Program "Mój prąd" działa od początku września tego 2019 r. Jego założeniem jest dofinansowanie instalacji produkujących prąd przez instalacje fotowoltaiczne. Kwota dofinansowania wynosi maksymalnie 5 tysięcy złotych. - Pierwszy miesiąc pokazał, że program jest sukcesem - ocenia prezes Narodowego Funduszu Ochrony Środowiska i Gospodarki Wodnej (NFOŚiGW) Piotr Woźny.

- Przez 31 dni programu "Mój Prąd" wpłynęły do Funduszu wnioski, w ramach których albo już wypłaciliśmy, albo zatwierdziliśmy dopłaty do instalacji fotowoltaicznych, których wartość wynosi 70 mln zł - podał Woźny. - Inteligentna stymulacja wsparcia fotowoltaiki w programie "Mój prąd" powoduje, że za 15,5 mln zł, które zostaną wypłacone tytułem dotacji, uzyskujemy moce fotowoltaiczne warte na rynku 70 mln zł - wyjaśnił prezes NFOŚiGW. - To jest łącznie moc 15,5 megawata w tych wnioskach, które spłynęły przez 31 dni - dodał.

Zobacz też: Fotowoltaika: W 2020 kolejne ułatwienia dla prosumentów energii

Mikromagazyny energii

- Myślę, że można zacząć myśleć – patrząc, jaki jest sukces programu "Mój prąd" - czy nie warto wspierać tych Polaków, którzy zechcieliby zainstalować w swoich domach mikromagazyny energii tak, żeby nie oddawać jej do sieci. Chociaż ten system prosumencki jest dzisiaj tak korzystny, że aż boli, aby dotować takie mikromagazyny w domach jednorodzinnych - uznał Woźny. 
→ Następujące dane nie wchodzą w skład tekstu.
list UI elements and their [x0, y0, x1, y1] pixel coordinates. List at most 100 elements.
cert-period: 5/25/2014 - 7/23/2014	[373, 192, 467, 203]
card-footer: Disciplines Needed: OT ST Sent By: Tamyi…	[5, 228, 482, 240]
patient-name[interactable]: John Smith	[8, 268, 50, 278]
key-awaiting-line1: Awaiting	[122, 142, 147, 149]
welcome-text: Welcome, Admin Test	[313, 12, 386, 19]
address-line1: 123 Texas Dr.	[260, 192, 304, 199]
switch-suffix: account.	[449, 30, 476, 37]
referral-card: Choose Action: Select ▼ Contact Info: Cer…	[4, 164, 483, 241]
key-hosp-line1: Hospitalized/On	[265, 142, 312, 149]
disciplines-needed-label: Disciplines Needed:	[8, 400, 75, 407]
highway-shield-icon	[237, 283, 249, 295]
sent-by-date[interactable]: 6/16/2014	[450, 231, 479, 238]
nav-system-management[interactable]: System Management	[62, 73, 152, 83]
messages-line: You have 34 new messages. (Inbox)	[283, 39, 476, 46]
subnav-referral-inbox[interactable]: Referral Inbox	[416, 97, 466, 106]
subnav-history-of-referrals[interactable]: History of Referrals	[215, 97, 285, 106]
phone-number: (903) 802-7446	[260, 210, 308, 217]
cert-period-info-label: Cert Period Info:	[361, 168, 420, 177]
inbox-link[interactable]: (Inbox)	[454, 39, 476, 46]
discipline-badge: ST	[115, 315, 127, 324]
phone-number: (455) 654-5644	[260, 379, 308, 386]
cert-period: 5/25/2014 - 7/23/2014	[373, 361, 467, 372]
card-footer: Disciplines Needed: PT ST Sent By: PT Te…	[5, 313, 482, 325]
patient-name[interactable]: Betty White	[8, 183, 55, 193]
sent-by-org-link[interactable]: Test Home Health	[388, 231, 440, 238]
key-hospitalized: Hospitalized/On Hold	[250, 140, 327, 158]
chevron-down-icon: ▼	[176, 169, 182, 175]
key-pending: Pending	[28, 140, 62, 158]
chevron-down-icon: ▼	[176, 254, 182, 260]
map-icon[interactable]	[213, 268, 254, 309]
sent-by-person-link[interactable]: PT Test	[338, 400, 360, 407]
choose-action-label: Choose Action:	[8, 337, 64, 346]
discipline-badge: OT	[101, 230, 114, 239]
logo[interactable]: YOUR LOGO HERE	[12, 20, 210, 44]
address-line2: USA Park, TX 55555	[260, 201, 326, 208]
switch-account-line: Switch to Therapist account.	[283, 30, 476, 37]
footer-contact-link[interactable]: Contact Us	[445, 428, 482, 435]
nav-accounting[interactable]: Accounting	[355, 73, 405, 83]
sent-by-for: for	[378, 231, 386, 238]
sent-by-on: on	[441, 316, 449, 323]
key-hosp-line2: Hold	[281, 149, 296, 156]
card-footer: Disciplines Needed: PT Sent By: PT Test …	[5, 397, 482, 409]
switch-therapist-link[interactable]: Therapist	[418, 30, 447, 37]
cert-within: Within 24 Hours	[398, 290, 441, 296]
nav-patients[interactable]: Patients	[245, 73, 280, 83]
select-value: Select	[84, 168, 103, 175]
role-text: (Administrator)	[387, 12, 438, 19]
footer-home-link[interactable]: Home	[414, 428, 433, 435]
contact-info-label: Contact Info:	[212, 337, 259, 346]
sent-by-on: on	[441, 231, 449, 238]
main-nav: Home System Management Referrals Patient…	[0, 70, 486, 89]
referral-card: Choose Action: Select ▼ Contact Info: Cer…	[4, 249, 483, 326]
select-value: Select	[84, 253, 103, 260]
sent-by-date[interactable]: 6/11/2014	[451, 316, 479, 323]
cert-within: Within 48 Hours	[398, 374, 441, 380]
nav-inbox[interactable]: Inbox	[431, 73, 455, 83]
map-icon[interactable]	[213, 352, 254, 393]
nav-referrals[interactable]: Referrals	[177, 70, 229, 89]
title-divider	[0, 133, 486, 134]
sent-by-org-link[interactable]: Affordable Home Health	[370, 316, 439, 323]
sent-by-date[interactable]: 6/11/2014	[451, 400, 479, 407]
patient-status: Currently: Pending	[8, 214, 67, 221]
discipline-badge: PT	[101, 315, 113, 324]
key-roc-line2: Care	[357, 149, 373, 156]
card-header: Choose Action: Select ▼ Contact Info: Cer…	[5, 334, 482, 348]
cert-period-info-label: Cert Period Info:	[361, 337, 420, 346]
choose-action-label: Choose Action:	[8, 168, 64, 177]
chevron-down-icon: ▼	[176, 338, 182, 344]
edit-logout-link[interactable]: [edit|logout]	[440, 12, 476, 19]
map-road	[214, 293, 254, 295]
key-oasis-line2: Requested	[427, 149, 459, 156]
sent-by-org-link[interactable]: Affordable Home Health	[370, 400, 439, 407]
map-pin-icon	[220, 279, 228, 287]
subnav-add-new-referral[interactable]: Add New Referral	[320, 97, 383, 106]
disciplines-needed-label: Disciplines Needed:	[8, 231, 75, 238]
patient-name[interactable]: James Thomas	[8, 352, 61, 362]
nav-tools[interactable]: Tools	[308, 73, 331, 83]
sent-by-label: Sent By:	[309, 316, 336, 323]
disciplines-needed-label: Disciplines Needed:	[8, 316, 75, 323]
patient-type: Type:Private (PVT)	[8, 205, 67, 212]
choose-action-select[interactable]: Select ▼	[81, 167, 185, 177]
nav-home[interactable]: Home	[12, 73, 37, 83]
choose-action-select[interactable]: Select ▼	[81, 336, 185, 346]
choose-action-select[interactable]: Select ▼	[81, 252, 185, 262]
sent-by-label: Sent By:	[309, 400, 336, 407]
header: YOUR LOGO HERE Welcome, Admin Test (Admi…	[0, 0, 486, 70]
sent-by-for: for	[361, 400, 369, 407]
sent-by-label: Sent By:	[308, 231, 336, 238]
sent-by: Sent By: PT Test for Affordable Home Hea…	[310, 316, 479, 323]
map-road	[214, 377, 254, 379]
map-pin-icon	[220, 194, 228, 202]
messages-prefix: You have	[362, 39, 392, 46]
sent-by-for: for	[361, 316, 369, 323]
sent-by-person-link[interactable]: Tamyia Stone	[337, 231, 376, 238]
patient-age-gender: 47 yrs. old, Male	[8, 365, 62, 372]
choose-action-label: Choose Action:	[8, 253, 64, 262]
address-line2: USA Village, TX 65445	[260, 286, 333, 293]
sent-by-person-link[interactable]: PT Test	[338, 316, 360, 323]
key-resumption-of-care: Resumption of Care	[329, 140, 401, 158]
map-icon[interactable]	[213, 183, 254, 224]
Dzięki obecnemu systemowi prawnemu i spółkom energetycznym prosument cały czas korzysta z energii: w pierwszej kolejności korzysta z własnej produkcji, a ewentualną nadwyżkę oddaje do sieci, rozliczając się za nią następnie w cyklu rocznym: przy instalacji do 10 kilowatów kosztuje go to 20 proc. oddanej energii, a do 20 kW – 30 procent - tłumaczy Woźny. 

- Więc mamy do czynienia z przepiękną formą wirtualnego magazynu. To dlatego tak się fotowoltaika prosumencka w Polsce świetnie rozwija – bo są świetnie skonfigurowane, proklienckie przepisy, jest ulga termomodernizacyjna w PIT od 1 stycznia br. i jest jeszcze ta wisienka na torcie dla nieprzekonanych: 5 tys. zł dotacji z "Mojego prądu" - mówi Woźny. 

Program "Mój prąd"

"Mój prąd" to program wsparcia budowy domowych mikroinstalacji fotowoltaicznych. Mogą z niego skorzystać osoby fizyczne, ktore mają w swom domu instalacje wytwarzające prąd o mocy od 2 do 10 kW. Dodatkowym warunkiem jest posiadanie umowy kompleksowej przewidującej wprowadzenia do sieci energii elektrycznej wytworzonej w mikroinstalacji. 

Budżet programu to 1 mld zł, a dofinansowanie może sięgnąć maksymalnie 50 proc. kosztów kwalifikowanych inwestycji, lecz nie więcej niż 5 tys. zł. O przyznaniu wsparcia decyduje kolejność złożenia prawidłowego wniosku. Nabór wniosków trwa do 20 grudnia 2019 r. lub do wyczerpania puli pieniędzy. 

Ministerstwo Energii przewiduje, że dzięki programowi powstanie 200 tysięcy domowych instalacji PV o łącznej mocy 1,2 GW. Kolejny nabór wniosków w programie "Mój prąd" jest planowany od początku 2020 r.